Das Bundesamt für Migration und Flüchtlinge (BAMF) in Deutschland hat in der Bremer Affäre um unrechtmäßige Asylbescheide deutlich früher als bisher bekannt von möglichen Unregelmäßigkeiten gewusst. Interne E-Mails zeigten, dass die BAMF-Zentrale schon früh von fragwürdigen Vorgängen wusste, diese aber allenfalls schleppend und offenbar nur widerwillig aufklären wollte, wie Medien meldeten.

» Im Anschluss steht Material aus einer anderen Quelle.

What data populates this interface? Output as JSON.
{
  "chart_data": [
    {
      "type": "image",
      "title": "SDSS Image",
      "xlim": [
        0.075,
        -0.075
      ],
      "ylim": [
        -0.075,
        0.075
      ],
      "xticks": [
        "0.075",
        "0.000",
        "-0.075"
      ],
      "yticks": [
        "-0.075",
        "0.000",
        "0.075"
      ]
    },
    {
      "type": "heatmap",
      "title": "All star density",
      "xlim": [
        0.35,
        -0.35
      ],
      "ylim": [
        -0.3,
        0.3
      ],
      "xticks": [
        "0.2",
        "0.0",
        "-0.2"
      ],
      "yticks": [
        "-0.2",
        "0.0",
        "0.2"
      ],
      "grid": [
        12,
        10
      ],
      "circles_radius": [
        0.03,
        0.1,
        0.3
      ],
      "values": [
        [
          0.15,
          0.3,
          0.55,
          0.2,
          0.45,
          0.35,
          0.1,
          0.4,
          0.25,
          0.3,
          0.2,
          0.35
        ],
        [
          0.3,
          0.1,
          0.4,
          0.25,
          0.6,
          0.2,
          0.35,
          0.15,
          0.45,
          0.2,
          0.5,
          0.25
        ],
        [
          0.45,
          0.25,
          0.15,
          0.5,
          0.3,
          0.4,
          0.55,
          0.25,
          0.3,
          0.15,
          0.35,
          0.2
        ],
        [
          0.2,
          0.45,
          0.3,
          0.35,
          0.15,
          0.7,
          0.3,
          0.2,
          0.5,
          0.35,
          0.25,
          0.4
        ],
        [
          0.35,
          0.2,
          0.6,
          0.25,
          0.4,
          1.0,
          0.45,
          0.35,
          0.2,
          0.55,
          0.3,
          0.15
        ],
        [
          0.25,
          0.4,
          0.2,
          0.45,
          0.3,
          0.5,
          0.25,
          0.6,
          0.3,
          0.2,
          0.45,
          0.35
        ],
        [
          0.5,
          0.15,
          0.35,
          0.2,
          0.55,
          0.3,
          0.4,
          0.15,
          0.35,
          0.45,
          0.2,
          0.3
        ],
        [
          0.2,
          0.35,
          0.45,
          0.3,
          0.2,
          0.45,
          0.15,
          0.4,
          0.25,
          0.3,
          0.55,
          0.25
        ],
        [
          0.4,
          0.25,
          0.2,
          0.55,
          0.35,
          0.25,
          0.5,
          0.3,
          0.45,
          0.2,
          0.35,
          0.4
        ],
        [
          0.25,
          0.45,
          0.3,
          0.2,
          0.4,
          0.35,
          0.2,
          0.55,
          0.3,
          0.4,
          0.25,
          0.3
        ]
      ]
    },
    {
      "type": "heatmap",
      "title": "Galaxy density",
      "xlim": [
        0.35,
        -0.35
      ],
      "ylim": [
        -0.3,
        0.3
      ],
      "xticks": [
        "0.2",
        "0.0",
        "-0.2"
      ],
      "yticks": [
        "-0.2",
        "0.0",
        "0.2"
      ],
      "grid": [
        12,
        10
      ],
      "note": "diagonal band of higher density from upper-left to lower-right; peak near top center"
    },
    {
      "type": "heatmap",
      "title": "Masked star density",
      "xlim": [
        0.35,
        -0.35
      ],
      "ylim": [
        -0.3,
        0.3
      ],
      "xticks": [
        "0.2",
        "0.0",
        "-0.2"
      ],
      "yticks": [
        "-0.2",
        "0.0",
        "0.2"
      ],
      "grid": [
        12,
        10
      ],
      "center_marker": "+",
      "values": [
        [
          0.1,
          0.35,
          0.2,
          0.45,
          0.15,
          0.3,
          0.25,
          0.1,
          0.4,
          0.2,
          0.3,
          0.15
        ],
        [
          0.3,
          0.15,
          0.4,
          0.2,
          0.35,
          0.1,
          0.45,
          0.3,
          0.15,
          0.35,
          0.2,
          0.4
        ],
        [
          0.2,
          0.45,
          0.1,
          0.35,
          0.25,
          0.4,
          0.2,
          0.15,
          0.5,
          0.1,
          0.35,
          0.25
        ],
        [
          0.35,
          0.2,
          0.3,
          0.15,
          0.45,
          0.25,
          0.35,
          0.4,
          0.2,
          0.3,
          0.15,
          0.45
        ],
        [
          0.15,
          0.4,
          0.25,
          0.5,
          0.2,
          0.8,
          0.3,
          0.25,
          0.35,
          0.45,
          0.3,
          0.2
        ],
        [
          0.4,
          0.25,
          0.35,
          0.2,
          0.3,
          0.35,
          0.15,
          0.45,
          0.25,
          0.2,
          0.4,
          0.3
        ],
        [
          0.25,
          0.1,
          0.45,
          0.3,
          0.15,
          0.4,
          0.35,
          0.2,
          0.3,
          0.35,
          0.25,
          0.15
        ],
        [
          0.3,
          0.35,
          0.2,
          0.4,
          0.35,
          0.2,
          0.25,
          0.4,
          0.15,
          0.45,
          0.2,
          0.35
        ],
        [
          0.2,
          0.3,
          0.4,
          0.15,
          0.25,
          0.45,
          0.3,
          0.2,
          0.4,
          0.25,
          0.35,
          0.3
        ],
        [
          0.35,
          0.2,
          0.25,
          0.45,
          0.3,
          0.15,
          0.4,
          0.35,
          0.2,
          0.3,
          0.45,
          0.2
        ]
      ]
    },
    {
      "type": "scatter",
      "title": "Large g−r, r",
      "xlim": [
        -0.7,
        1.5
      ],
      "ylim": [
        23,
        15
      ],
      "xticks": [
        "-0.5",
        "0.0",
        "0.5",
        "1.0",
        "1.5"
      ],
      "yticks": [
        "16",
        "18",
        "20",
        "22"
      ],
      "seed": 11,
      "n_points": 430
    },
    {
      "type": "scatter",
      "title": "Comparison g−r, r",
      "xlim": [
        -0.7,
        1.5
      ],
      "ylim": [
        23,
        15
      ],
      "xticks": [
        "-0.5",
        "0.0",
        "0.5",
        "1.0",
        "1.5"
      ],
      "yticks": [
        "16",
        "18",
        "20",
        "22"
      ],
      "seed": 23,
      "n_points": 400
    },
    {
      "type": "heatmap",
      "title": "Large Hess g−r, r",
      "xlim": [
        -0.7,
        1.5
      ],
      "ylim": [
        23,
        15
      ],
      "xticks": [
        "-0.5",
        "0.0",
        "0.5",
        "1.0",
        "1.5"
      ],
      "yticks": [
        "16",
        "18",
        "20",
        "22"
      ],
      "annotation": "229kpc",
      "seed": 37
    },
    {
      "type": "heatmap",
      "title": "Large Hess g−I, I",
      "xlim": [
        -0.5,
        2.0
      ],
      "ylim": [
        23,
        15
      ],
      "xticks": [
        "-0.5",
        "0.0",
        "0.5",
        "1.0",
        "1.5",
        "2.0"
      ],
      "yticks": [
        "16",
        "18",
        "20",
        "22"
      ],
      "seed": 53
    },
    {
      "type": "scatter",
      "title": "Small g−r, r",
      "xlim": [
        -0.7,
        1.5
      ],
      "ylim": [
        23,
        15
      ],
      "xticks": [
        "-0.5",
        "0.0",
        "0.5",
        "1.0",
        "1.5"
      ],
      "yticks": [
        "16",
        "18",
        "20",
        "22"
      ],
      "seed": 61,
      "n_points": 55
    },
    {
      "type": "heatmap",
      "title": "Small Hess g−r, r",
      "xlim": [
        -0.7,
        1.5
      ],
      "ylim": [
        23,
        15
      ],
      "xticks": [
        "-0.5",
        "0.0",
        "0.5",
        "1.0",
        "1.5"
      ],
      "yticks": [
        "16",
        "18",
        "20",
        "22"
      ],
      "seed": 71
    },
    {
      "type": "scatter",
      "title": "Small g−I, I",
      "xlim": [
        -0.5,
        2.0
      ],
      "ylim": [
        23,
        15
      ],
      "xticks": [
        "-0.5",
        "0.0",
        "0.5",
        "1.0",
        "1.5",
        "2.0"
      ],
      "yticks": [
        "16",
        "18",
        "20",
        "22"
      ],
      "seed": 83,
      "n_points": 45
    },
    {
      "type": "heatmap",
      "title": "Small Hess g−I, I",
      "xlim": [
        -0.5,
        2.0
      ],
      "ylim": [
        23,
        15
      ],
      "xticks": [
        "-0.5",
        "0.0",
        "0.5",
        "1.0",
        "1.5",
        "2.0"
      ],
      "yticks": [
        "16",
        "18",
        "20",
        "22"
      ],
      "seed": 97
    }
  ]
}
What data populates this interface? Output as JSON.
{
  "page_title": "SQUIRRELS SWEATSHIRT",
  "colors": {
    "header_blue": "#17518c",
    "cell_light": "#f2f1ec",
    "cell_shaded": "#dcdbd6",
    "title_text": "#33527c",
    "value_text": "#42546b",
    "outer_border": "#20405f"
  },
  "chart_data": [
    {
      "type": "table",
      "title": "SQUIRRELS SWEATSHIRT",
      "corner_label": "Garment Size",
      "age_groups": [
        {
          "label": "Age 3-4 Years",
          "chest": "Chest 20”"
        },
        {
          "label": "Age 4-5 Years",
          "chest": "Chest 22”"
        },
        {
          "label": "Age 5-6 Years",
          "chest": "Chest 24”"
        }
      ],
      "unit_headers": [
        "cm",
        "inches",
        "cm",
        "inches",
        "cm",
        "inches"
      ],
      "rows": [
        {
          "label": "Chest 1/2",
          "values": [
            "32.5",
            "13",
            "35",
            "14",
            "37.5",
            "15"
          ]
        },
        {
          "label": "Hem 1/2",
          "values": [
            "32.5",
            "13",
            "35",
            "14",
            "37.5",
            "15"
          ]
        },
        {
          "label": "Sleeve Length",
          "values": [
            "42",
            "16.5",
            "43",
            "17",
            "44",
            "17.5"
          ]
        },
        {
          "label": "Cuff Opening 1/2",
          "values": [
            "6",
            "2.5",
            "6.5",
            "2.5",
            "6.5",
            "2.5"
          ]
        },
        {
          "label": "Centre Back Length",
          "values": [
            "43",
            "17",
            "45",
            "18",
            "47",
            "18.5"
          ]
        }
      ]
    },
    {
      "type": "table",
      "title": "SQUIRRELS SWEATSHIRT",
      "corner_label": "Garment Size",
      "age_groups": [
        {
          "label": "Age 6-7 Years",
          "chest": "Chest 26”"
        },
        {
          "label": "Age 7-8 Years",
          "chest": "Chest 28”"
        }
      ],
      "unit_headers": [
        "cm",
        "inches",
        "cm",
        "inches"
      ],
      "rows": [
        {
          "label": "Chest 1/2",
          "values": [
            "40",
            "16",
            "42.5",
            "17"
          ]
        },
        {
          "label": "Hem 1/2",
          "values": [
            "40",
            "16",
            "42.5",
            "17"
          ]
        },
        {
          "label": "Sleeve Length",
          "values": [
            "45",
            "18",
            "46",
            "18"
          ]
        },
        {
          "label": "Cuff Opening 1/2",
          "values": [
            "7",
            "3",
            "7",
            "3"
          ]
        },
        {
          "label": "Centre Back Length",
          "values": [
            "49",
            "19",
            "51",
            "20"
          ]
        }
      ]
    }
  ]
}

Ein BAMF-Sprecher bestätigte die Existenz der E-Mails, bestritt aber, dass die Behördenleitung davon wusste. Den Berichten von NDR, "Süddeutsche Zeitung" und dem "Spiegel" zufolge ist der zuständige Abteilungsleiter wegen möglicher Unregelmäßigkeiten in den Bremer Asylverfahren angeschrieben worden. Er habe im Februar 2017 zwar eine Prüfung angeordnet, zugleich aber verfügt, dass diese "geräuschlos" geschehen solle. Er wolle nicht, heiße es in seiner E-Mail, "dass alles bis ins Detail geprüft wird".
Behördenleitung habe diesen Mailverkehr nicht erhalten
Ein BAMF-Sprecher erklärte, die Behördenleitung habe diesen Mailverkehr nicht erhalten. Dabei bestätigte er die Forderung, es solle "geräuschlos" geprüft werden. Dies habe aber die Zielsetzung gehabt, die Verfahren zunächst intern zu sichten. Die Prüfung der Hinweise sei nach der ersten Durchsicht dann unverzüglich eingeleitet worden; soweit erforderlich seien die Bescheide aufgehoben worden.
Gegenüber dem Innenausschuss des Deutschen Bundestags hatte die BAMF-Präsidentin Jutta Cordt kürzlich einen Überblick über die Abläufe der internen Untersuchungen gegeben. Den Vorgang im Februar 2017 habe sie gegenüber den Abgeordneten aber nicht erwähnt, heißt es in dem Bericht. Doch schon 2016 habe es Warnungen an das Bundesamt gegeben, dass es bei den Asylbescheiden aus Bremen möglicherweise nicht mit rechten Dingen zugehe. Der interne E-Mail-Verkehr vom Februar 2017 belege nun, wie Mitarbeiter des Bundesamts mit dem Verdacht umgegangen seien.
Das Bundesamt erklärte dazu, dass Cordt im Innenausschuss angegeben habe, im Oktober vergangenen Jahres über den Verdacht einer Urkundenfälschung in der Außenstelle informiert worden zu sein und dass bereits am folgenden Tag die Innenrevision mit der Prüfung beauftragt worden sei.
Vertrauen in die Nürnberger Behörde auf einem Tiefstand
Inzwischen ist das Vertrauen in die Nürnberger Behörde einer Umfrage zufolge auf einem Tiefstand. Fast 80 Prozent der Befragten gaben in einer von der Zeitung "Die Welt" veröffentlichten repräsentativen Civey-Umfrage an, "eher geringes oder sogar nur "sehr geringes" Vertrauen in die Vergabepraxis von Asylbescheiden durch das BAMF zu haben. Bei nur 8,9 Prozent sei das Vertrauen "sehr groß" oder "eher groß".
Im April war bekannt geworden, dass die frühere Leiterin der Bremer BAMF-Außenstelle in 1.200 Fällen Asylanträge zu Unrecht bewilligt haben soll. Gegen sie und fünf weitere Beschuldigte wird deshalb ermittelt.
Der Skandal könnte womöglich auch ein parlamentarisches Nachspiel bekommen, im Raum steht ein Bundestagsuntersuchungsausschuss. FDP-Chef Christian Lindner warb in der "Bild am Sonntag" bei den Grünen um Unterstützung des Ausschusses, für den ein Viertel der 709 Bundestagsabgeordneten stimmen müssen. "Wir würden sie gerne einbinden."
Wie die Zeitung weiter berichtet, werden zudem dreizehn weitere Außenstellen geprüft. Diese seien aufgefallen, weil es dort bei der Bearbeitung von Asylanträgen im Vergleich zu anderen Dienststellen Abweichungen "nach oben oder unten" gegeben habe. Insgesamt sollten 8.000 Anträge noch einmal überprüft werden.